Un bail, c'est résiliable, on ne le sait que trop bien. Pourquoi ne pas affecter ce soir cette maison au logement étudiant ? En faisant un bail de location avec la Ciguë ? La Ciguë, elle, établit des contrats de sous-location avec les étudiants. Et puis le Conseil d'Etat, en fonction de l'avancement de divers projets et de certaines choses qu'il pourrait avoir envie de faire avec cette parcelle, dialogue avec la Ciguë et voit comment on peut utiliser ces logements. Parce que ce n'est pas une solution qui est destinée à être définitive. Et pendant qu'on parle, des gens sont à la rue alors qu'il n'y a personne dans cette maison, et elle ne nous procure aucun rendement. C'est une situation aberrante.
C'est la raison pour laquelle on vous demande de voter cette motion, et de la voter ce soir, sans renvoi en commission.
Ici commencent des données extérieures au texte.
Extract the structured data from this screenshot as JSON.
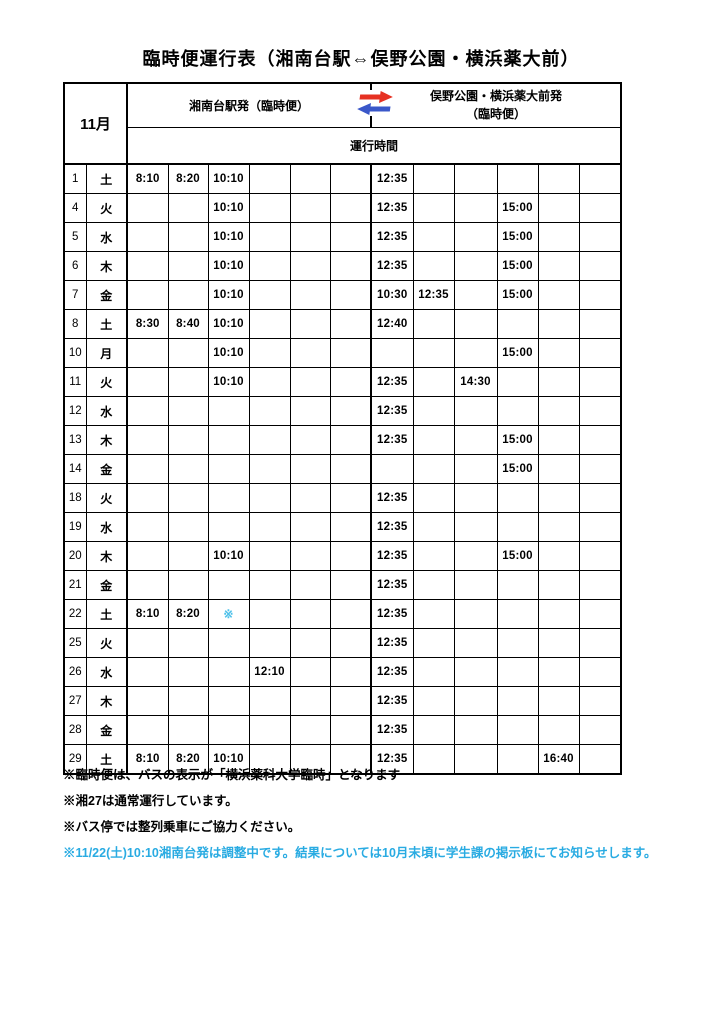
{
  "title": "臨時便運行表（湘南台駅⇔俣野公園・横浜薬大前）",
  "header": {
    "month": "11月",
    "left_section": "湘南台駅発（臨時便）",
    "right_section_line1": "俣野公園・横浜薬大前発",
    "right_section_line2": "（臨時便）",
    "sub_header": "運行時間",
    "swap_icon": "red-blue-swap-arrows-icon"
  },
  "colors": {
    "text": "#000000",
    "note_blue": "#29abe2",
    "cell_mark_blue": "#4fc1e9",
    "arrow_red": "#e63122",
    "arrow_blue": "#3a57c9",
    "border": "#000000"
  },
  "rows": [
    {
      "date": "1",
      "day": "土",
      "left": [
        "8:10",
        "8:20",
        "10:10",
        "",
        "",
        ""
      ],
      "right": [
        "12:35",
        "",
        "",
        "",
        "",
        ""
      ]
    },
    {
      "date": "4",
      "day": "火",
      "left": [
        "",
        "",
        "10:10",
        "",
        "",
        ""
      ],
      "right": [
        "12:35",
        "",
        "",
        "15:00",
        "",
        ""
      ]
    },
    {
      "date": "5",
      "day": "水",
      "left": [
        "",
        "",
        "10:10",
        "",
        "",
        ""
      ],
      "right": [
        "12:35",
        "",
        "",
        "15:00",
        "",
        ""
      ]
    },
    {
      "date": "6",
      "day": "木",
      "left": [
        "",
        "",
        "10:10",
        "",
        "",
        ""
      ],
      "right": [
        "12:35",
        "",
        "",
        "15:00",
        "",
        ""
      ]
    },
    {
      "date": "7",
      "day": "金",
      "left": [
        "",
        "",
        "10:10",
        "",
        "",
        ""
      ],
      "right": [
        "10:30",
        "12:35",
        "",
        "15:00",
        "",
        ""
      ]
    },
    {
      "date": "8",
      "day": "土",
      "left": [
        "8:30",
        "8:40",
        "10:10",
        "",
        "",
        ""
      ],
      "right": [
        "12:40",
        "",
        "",
        "",
        "",
        ""
      ]
    },
    {
      "date": "10",
      "day": "月",
      "left": [
        "",
        "",
        "10:10",
        "",
        "",
        ""
      ],
      "right": [
        "",
        "",
        "",
        "15:00",
        "",
        ""
      ]
    },
    {
      "date": "11",
      "day": "火",
      "left": [
        "",
        "",
        "10:10",
        "",
        "",
        ""
      ],
      "right": [
        "12:35",
        "",
        "14:30",
        "",
        "",
        ""
      ]
    },
    {
      "date": "12",
      "day": "水",
      "left": [
        "",
        "",
        "",
        "",
        "",
        ""
      ],
      "right": [
        "12:35",
        "",
        "",
        "",
        "",
        ""
      ]
    },
    {
      "date": "13",
      "day": "木",
      "left": [
        "",
        "",
        "",
        "",
        "",
        ""
      ],
      "right": [
        "12:35",
        "",
        "",
        "15:00",
        "",
        ""
      ]
    },
    {
      "date": "14",
      "day": "金",
      "left": [
        "",
        "",
        "",
        "",
        "",
        ""
      ],
      "right": [
        "",
        "",
        "",
        "15:00",
        "",
        ""
      ]
    },
    {
      "date": "18",
      "day": "火",
      "left": [
        "",
        "",
        "",
        "",
        "",
        ""
      ],
      "right": [
        "12:35",
        "",
        "",
        "",
        "",
        ""
      ]
    },
    {
      "date": "19",
      "day": "水",
      "left": [
        "",
        "",
        "",
        "",
        "",
        ""
      ],
      "right": [
        "12:35",
        "",
        "",
        "",
        "",
        ""
      ]
    },
    {
      "date": "20",
      "day": "木",
      "left": [
        "",
        "",
        "10:10",
        "",
        "",
        ""
      ],
      "right": [
        "12:35",
        "",
        "",
        "15:00",
        "",
        ""
      ]
    },
    {
      "date": "21",
      "day": "金",
      "left": [
        "",
        "",
        "",
        "",
        "",
        ""
      ],
      "right": [
        "12:35",
        "",
        "",
        "",
        "",
        ""
      ]
    },
    {
      "date": "22",
      "day": "土",
      "left": [
        "8:10",
        "8:20",
        "※",
        "",
        "",
        ""
      ],
      "right": [
        "12:35",
        "",
        "",
        "",
        "",
        ""
      ]
    },
    {
      "date": "25",
      "day": "火",
      "left": [
        "",
        "",
        "",
        "",
        "",
        ""
      ],
      "right": [
        "12:35",
        "",
        "",
        "",
        "",
        ""
      ]
    },
    {
      "date": "26",
      "day": "水",
      "left": [
        "",
        "",
        "",
        "12:10",
        "",
        ""
      ],
      "right": [
        "12:35",
        "",
        "",
        "",
        "",
        ""
      ]
    },
    {
      "date": "27",
      "day": "木",
      "left": [
        "",
        "",
        "",
        "",
        "",
        ""
      ],
      "right": [
        "12:35",
        "",
        "",
        "",
        "",
        ""
      ]
    },
    {
      "date": "28",
      "day": "金",
      "left": [
        "",
        "",
        "",
        "",
        "",
        ""
      ],
      "right": [
        "12:35",
        "",
        "",
        "",
        "",
        ""
      ]
    },
    {
      "date": "29",
      "day": "土",
      "left": [
        "8:10",
        "8:20",
        "10:10",
        "",
        "",
        ""
      ],
      "right": [
        "12:35",
        "",
        "",
        "",
        "16:40",
        ""
      ]
    }
  ],
  "notes": [
    {
      "text": "※臨時便は、バスの表示が「横浜薬科大学臨時」となります",
      "color": "#000000"
    },
    {
      "text": "※湘27は通常運行しています。",
      "color": "#000000"
    },
    {
      "text": "※バス停では整列乗車にご協力ください。",
      "color": "#000000"
    },
    {
      "text": "※11/22(土)10:10湘南台発は調整中です。結果については10月末頃に学生課の掲示板にてお知らせします。",
      "color": "#29abe2"
    }
  ]
}
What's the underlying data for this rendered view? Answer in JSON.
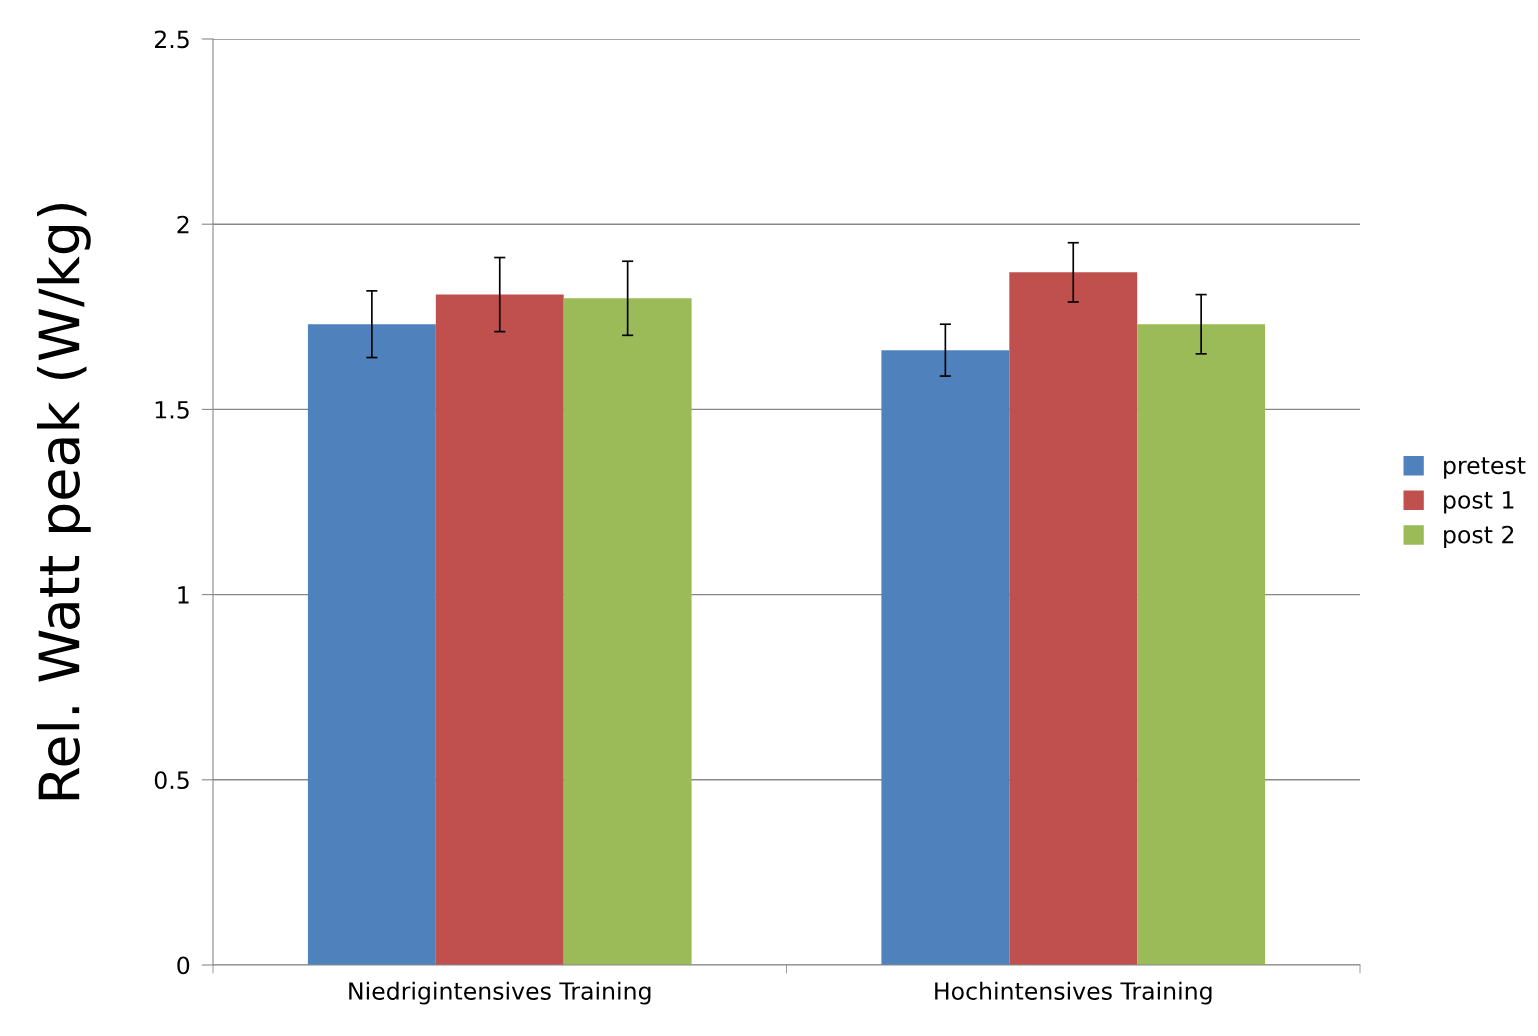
{
  "chart_data": {
    "type": "bar",
    "ylabel": "Rel. Watt peak (W/kg)",
    "categories": [
      "Niedrigintensives Training",
      "Hochintensives Training"
    ],
    "series": [
      {
        "name": "pretest",
        "color": "#4f81bd",
        "values": [
          1.73,
          1.66
        ],
        "errors": [
          0.09,
          0.07
        ]
      },
      {
        "name": "post 1",
        "color": "#c0504d",
        "values": [
          1.81,
          1.87
        ],
        "errors": [
          0.1,
          0.08
        ]
      },
      {
        "name": "post 2",
        "color": "#9bbb59",
        "values": [
          1.8,
          1.73
        ],
        "errors": [
          0.1,
          0.08
        ]
      }
    ],
    "ylim": [
      0,
      2.5
    ],
    "yticks": [
      0,
      0.5,
      1,
      1.5,
      2,
      2.5
    ],
    "grid": "y",
    "legend": "right"
  }
}
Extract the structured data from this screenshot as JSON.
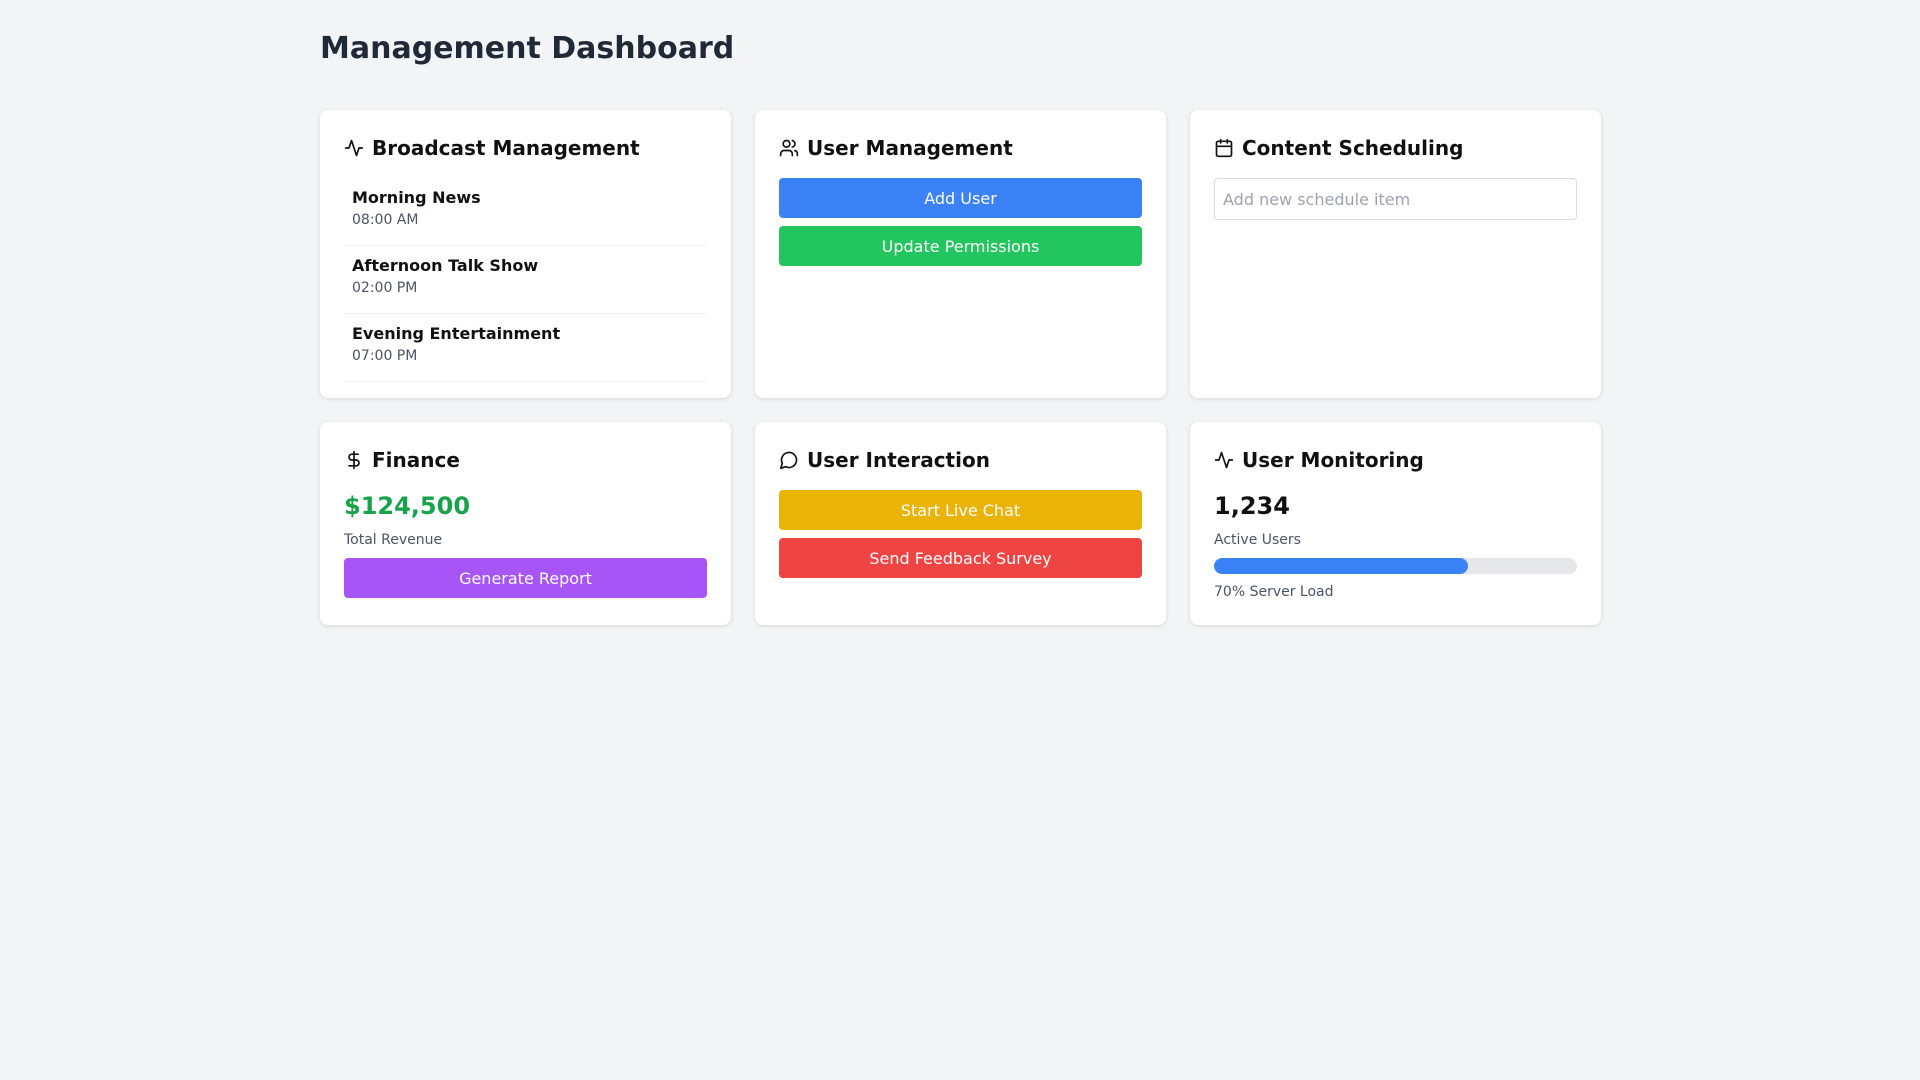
{
  "header": {
    "title": "Management Dashboard"
  },
  "cards": {
    "broadcast": {
      "title": "Broadcast Management",
      "items": [
        {
          "name": "Morning News",
          "time": "08:00 AM"
        },
        {
          "name": "Afternoon Talk Show",
          "time": "02:00 PM"
        },
        {
          "name": "Evening Entertainment",
          "time": "07:00 PM"
        }
      ]
    },
    "user_management": {
      "title": "User Management",
      "buttons": [
        "Add User",
        "Update Permissions"
      ]
    },
    "content_scheduling": {
      "title": "Content Scheduling",
      "placeholder": "Add new schedule item"
    },
    "finance": {
      "title": "Finance",
      "amount": "$124,500",
      "label": "Total Revenue",
      "button": "Generate Report"
    },
    "interaction": {
      "title": "User Interaction",
      "buttons": [
        "Start Live Chat",
        "Send Feedback Survey"
      ]
    },
    "monitoring": {
      "title": "User Monitoring",
      "active_users": "1,234",
      "label": "Active Users",
      "server_load": 70,
      "server_load_label": "70% Server Load"
    }
  }
}
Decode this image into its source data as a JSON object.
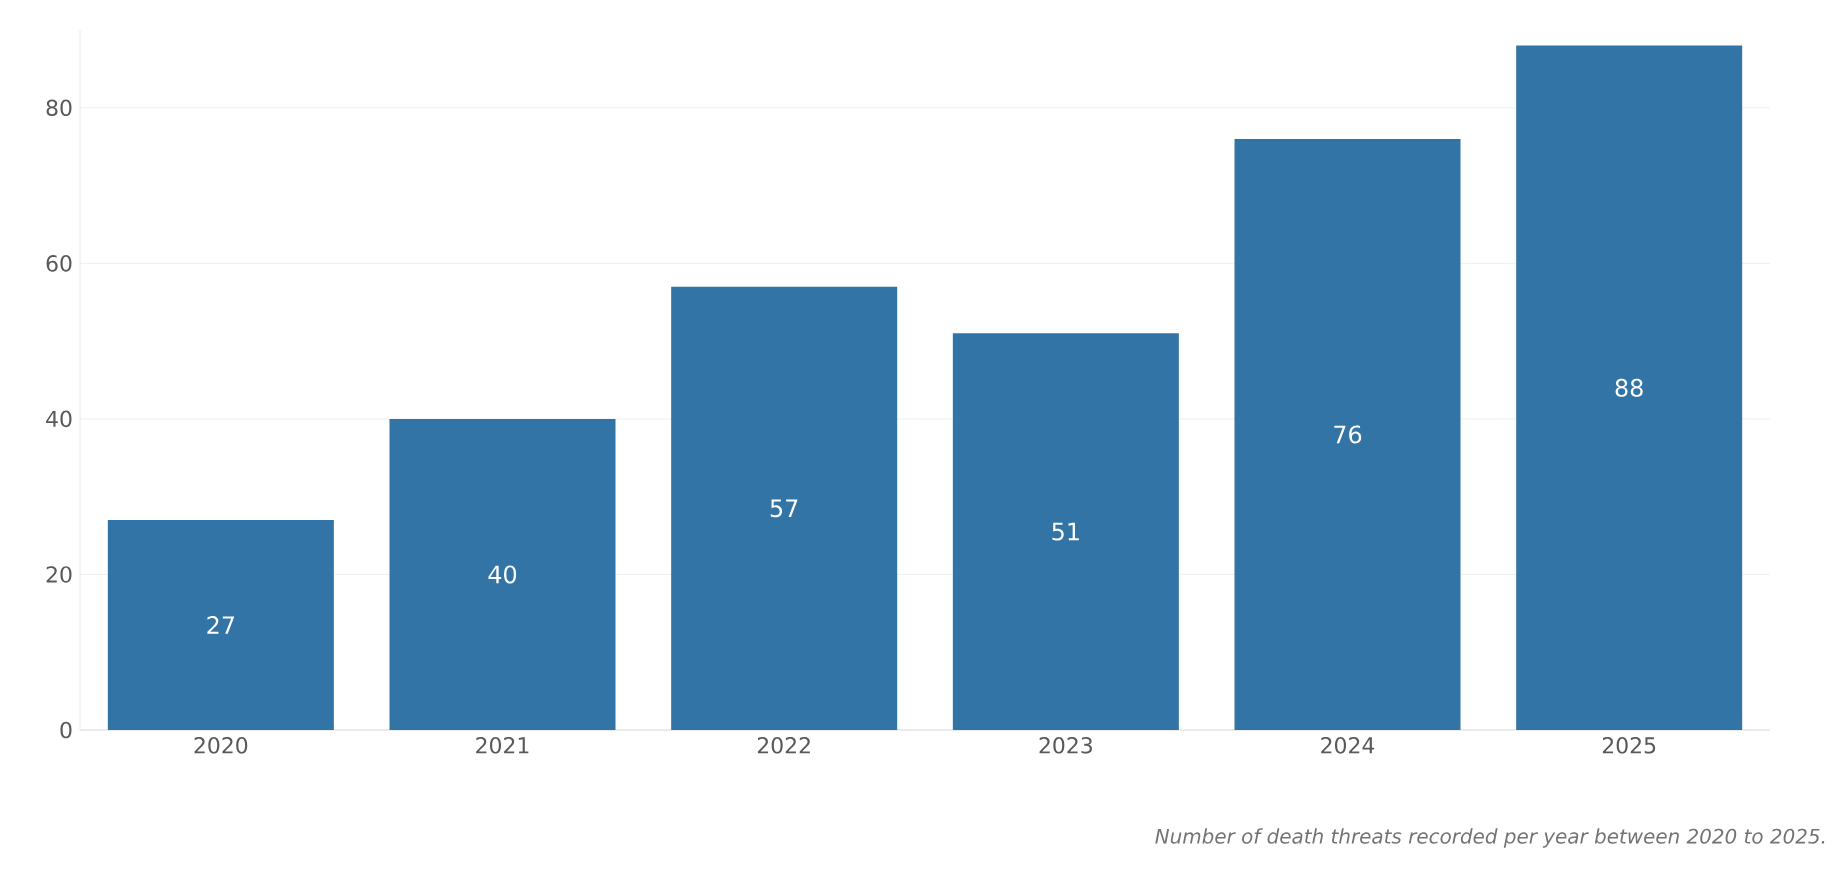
{
  "chart_data": {
    "type": "bar",
    "categories": [
      "2020",
      "2021",
      "2022",
      "2023",
      "2024",
      "2025"
    ],
    "values": [
      27,
      40,
      57,
      51,
      76,
      88
    ],
    "color": "#3274a6",
    "ylim": [
      0,
      90
    ],
    "yticks": [
      0,
      20,
      40,
      60,
      80
    ],
    "grid": "y",
    "data_labels": true,
    "annotations": [
      "Number of death threats recorded per year between 2020 to 2025."
    ]
  }
}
M. Mark Muller, conseiller d'Etat. Le Conseil d'Etat accepte la demande de renvoi en commission...
Une voix. Ah ! (Brouhaha.)
M. Mark Muller. ... pour la simple et bonne raison que le sort de cette maison n'est pas encore définitivement arrêté. Un certain nombre de pistes sont actuellement à l'étude. L'une d'elles est le relogement des personnes qui habitent actuellement les baraquements de Prébois, près de l'aéroport, lieu où devrait être construit un airpark à brève échéance. Les baux de ces baraquements à Prébois ont été résiliés et nous cherchons activement à reloger ces personnes. Cette maison pourrait être une solution de relogement, ce qui permettrait ensuite à cet airpark de se réaliser. Vous voyez bien l'intérêt qu'il y a, en termes économiques, en termes d'emploi notamment, à construire cet ouvrage.
Dans l'intervalle, on pourrait effectivement imaginer le logement temporaire et provisoire d'étudiants dans cette maison, mais il me paraît plus sage de renvoyer cette motion en commission, pour étudier la situation calmement et éviter de mettre le Conseil d'Etat sous pression avec cette motion.
Mis aux voix, le renvoi de la proposition de motion 1709 à la commission du logement est rejeté par 35 non contre 26 oui et 3 abstentions.
Mise aux voix, la motion 1709 est adoptée et renvoyée au Conseil d'Etat par 41 oui contre 25 non.